2: Daily asthma prevention product(s). Even if allergies are being somewhat effectively controlled with avoidance and antihistamines, that does not mean that the asthma sufferer will not experience asthmatic symptoms. To assist with the prevention of asthma flares, you and your doctor have a lot of options. There are corticosteroids (which fight inflammation in the lungs), bronchodilators (drugs that open airways in the lungs), and leukotriene modifiers (a kind of corticosteroid alternative), among others. Each of these therapies has its good and bad points, and you should discuss with your doctor all of your medical conditions and the potential side effects of treatment. Definitely let your doctor know if your asthma is not well-controlled on the medication you are using. There are combination drugs that combine inhaled corticosteroids and bronchodilators, such as Advair, that may be considered if a single therapy approach is not working.
3: Emergency inhalers. You might consider these ‘necessary evils’ of asthma treatment. Emergency inhalers like albuterol are actually fast-acting bronchodilators. They are not a long-term fix and are only to be used when symptoms (such as wheezing, gasping for breath, etc.) are present. These need to be taken with care, though, for overdosing is possible. If after a few puffs from your emergency inhaler you are still experiencing severe symptoms, it is time to head to urgent care or the emergency room.

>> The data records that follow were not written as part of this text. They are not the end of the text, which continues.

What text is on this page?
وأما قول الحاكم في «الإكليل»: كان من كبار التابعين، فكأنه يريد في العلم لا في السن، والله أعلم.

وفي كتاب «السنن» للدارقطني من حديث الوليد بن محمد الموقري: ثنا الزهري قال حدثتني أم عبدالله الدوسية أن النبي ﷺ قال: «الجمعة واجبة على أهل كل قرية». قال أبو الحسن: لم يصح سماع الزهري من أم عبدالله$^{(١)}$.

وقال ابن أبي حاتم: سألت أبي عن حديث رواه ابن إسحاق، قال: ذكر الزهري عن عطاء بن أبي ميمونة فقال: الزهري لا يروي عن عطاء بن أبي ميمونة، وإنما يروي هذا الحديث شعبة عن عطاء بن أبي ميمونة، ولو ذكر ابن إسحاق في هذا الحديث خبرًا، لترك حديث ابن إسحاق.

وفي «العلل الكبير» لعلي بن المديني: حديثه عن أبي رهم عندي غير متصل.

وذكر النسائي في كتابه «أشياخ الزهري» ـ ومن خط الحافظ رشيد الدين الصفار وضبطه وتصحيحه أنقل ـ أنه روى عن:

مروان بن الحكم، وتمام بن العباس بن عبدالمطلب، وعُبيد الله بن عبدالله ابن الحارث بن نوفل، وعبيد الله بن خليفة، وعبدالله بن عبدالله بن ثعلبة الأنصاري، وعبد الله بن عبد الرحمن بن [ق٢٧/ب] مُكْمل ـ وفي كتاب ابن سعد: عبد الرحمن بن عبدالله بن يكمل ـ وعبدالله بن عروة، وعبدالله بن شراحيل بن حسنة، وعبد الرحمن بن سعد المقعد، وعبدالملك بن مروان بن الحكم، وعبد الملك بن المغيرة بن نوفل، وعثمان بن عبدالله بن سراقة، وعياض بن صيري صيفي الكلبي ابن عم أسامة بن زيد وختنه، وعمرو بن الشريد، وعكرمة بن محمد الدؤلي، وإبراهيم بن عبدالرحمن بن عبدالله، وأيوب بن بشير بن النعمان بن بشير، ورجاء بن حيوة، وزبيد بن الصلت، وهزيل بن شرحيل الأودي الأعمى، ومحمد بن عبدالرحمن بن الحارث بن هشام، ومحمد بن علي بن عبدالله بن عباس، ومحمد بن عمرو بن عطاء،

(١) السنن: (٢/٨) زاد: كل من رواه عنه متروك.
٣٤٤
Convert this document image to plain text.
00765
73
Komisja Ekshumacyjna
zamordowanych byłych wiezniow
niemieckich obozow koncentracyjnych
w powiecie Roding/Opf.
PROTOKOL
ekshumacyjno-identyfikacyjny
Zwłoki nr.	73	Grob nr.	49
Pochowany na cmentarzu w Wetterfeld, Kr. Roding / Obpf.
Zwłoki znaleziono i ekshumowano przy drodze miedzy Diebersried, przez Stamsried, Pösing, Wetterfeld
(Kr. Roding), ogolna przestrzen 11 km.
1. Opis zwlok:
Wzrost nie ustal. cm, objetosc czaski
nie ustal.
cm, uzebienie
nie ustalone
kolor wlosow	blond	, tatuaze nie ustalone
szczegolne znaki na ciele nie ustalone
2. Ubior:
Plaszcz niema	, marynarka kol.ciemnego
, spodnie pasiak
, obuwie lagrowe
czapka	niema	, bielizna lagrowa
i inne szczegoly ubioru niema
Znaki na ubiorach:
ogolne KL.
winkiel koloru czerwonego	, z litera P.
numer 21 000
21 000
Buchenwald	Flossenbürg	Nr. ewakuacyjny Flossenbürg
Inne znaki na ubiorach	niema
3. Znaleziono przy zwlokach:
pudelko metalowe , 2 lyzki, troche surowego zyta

Let your doctor know how often you need to use your emergency inhaler, as this is one of the criterion your doctor uses when determining how well controlled your asthma is. NOTE: Even if you haven’t had to use your emergency inhaler in months, NEVER be without one! Asthma does not always follow a specific pattern, and an asthma attack can occur any time, any where, and your emergency inhaler may just save your life!
Each of these three areas will need to be addressed if you have allergy-induced asthma. The goal is to get the sufferer so that emergency inhalers are rarely (if ever) needed. The more well controlled the asthma, the more of life that you can enjoy. Allergy-induced asthma can be a frightening diagnosis to receive, but with proper treatment it does not have to be a condition that inhibits your enjoyment of life.